One of the challenges of promoting an obscure sport to juniors in a foreign environment, is giving the kids a sense of how important the sport is to some people, and that there are folks in Australia whose lives revolve around the exploits of their footy clubs and its players.

For Danish kids, there are no James Hirds or Nathan Buckleys – it’s all Jon Dahl Tomasson and Jesper Grønkjær. So in an effort to sell the sport to his young Danish players, Farum founder Jim Campion takes them on a trip to Australia every three years, where they get to play against Aussie kids, and not least see a few AFL games and realize how much it totally dominates the media in its home country.

The first two of these, in 2000 and 2003, were extremely successful and Campion and his charges have just started their third such trip.
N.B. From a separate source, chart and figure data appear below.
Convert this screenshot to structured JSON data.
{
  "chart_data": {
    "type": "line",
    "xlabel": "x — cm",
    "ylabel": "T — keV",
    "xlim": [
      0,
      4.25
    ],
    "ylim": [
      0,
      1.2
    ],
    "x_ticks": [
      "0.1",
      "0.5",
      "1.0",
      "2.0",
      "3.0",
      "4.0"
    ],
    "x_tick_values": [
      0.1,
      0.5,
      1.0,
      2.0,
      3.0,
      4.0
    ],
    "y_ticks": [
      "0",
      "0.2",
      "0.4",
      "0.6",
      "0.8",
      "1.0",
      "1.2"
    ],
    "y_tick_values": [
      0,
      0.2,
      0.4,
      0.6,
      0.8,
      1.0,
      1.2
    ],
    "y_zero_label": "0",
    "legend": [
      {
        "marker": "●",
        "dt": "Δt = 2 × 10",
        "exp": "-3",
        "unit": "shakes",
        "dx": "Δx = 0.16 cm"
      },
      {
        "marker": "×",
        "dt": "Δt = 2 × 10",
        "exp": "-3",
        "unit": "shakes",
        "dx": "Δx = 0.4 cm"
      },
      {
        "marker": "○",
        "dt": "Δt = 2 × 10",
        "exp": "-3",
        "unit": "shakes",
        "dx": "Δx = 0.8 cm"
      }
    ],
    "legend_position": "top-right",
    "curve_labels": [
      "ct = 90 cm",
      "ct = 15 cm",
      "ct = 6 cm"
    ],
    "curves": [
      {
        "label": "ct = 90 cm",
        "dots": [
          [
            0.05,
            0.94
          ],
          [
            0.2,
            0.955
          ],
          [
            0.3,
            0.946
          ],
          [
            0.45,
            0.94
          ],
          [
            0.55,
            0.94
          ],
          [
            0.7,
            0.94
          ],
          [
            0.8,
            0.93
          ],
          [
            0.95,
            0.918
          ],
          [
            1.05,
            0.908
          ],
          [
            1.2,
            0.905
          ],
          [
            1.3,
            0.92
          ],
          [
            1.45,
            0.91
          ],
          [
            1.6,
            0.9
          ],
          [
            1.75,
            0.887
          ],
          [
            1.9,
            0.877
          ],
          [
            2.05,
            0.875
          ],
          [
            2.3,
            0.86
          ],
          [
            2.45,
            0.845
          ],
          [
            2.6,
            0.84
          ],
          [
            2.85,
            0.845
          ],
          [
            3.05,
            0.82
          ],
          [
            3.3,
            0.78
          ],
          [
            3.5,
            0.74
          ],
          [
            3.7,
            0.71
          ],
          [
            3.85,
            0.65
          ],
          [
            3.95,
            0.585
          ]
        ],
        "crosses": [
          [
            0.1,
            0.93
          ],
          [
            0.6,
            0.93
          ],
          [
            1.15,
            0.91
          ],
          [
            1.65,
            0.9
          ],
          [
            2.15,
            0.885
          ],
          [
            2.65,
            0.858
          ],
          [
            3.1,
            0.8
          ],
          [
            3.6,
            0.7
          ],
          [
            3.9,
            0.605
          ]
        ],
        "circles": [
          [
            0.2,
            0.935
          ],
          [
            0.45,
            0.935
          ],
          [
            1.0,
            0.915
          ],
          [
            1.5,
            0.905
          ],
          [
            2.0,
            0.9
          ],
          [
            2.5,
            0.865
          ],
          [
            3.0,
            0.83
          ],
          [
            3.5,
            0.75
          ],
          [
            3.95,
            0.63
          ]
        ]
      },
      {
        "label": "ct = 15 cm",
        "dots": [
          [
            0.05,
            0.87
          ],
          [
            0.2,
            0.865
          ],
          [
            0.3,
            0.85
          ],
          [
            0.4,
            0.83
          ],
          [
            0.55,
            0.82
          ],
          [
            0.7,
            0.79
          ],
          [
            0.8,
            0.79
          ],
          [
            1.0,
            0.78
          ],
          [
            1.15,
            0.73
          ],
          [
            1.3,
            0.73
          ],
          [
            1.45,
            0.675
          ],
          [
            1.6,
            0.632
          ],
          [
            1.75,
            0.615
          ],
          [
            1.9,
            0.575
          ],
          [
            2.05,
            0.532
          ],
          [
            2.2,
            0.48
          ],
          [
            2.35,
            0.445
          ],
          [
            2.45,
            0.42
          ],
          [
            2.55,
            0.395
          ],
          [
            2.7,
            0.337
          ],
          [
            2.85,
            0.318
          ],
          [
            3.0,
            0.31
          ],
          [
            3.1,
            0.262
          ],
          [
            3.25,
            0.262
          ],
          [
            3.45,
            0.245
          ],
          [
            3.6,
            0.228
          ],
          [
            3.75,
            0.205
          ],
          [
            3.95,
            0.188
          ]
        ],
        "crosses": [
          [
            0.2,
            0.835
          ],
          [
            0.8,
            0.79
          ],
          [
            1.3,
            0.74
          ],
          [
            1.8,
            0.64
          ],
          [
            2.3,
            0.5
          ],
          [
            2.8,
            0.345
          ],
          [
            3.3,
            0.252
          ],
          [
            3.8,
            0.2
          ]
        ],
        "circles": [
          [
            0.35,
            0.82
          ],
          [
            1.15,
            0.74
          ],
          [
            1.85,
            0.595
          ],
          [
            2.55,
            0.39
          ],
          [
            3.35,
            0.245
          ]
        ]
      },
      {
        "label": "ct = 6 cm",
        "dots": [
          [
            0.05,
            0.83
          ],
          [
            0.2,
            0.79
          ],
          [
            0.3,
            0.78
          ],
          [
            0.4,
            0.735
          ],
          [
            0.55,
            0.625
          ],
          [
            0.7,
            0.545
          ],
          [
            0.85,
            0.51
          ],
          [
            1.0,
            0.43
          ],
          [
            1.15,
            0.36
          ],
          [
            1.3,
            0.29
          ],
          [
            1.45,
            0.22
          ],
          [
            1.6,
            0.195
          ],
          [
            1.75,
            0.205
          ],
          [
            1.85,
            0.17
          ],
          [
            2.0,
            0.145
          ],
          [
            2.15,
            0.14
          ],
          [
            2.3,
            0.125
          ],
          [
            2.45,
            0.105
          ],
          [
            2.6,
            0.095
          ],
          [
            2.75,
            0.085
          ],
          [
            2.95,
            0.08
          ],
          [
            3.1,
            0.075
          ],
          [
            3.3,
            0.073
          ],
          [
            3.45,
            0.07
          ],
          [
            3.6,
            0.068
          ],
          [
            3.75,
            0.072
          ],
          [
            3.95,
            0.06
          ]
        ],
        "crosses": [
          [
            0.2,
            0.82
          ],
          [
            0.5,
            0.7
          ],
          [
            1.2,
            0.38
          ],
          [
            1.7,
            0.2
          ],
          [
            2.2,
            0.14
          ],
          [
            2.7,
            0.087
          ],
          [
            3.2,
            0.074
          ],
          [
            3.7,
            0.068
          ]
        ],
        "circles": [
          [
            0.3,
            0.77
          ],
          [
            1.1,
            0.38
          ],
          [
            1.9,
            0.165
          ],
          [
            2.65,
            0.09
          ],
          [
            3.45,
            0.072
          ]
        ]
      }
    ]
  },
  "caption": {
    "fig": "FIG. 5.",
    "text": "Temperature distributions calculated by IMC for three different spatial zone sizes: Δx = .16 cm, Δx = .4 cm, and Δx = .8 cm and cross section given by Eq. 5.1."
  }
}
The team will base themselves in Geelong, with whose footy club Campion has managed to strike up a fruitful relationship.

The Danish team will be the feature attraction of two little league games at AFL matches – Geelong v Hawthorn at Skilled Stadium on April 15, and Geelong v Western Bulldogs at Telstra Dome on April 22. Considering that top level domestic Danish soccer games rarely draw more than 10,000 spectators, playing in front of these AFL crowds must be quite a thrill for the Danish kids.

The team will also reap the benefits of some coaching sessions from some Geelong AFL players, two of whom (Tim Callan and Jimmy Bartel) are already known to the Farum boys after their visit to Denmark last year. They will also spend some time away from the football field as they do some sightseeing in the west country and up to the Grampians as well as Melbourne.

The tour will finish off on April 27 with the traditional match with Geelong College for the Ceramiboard Cup, which is played whenever Farum visit Australia or Geelong College visit Denmark. The two clubs have been exchanging visits every 18 months since 2000.

The tours are a crucial part of the junior footy calendar in Denmark. With limited opposition both at home and in neighbouring European countries, if the junior Cats are going to travel anywhere at all it seems they might as well fly half way around the world to the sport’s mecca for a decent dose of real footy.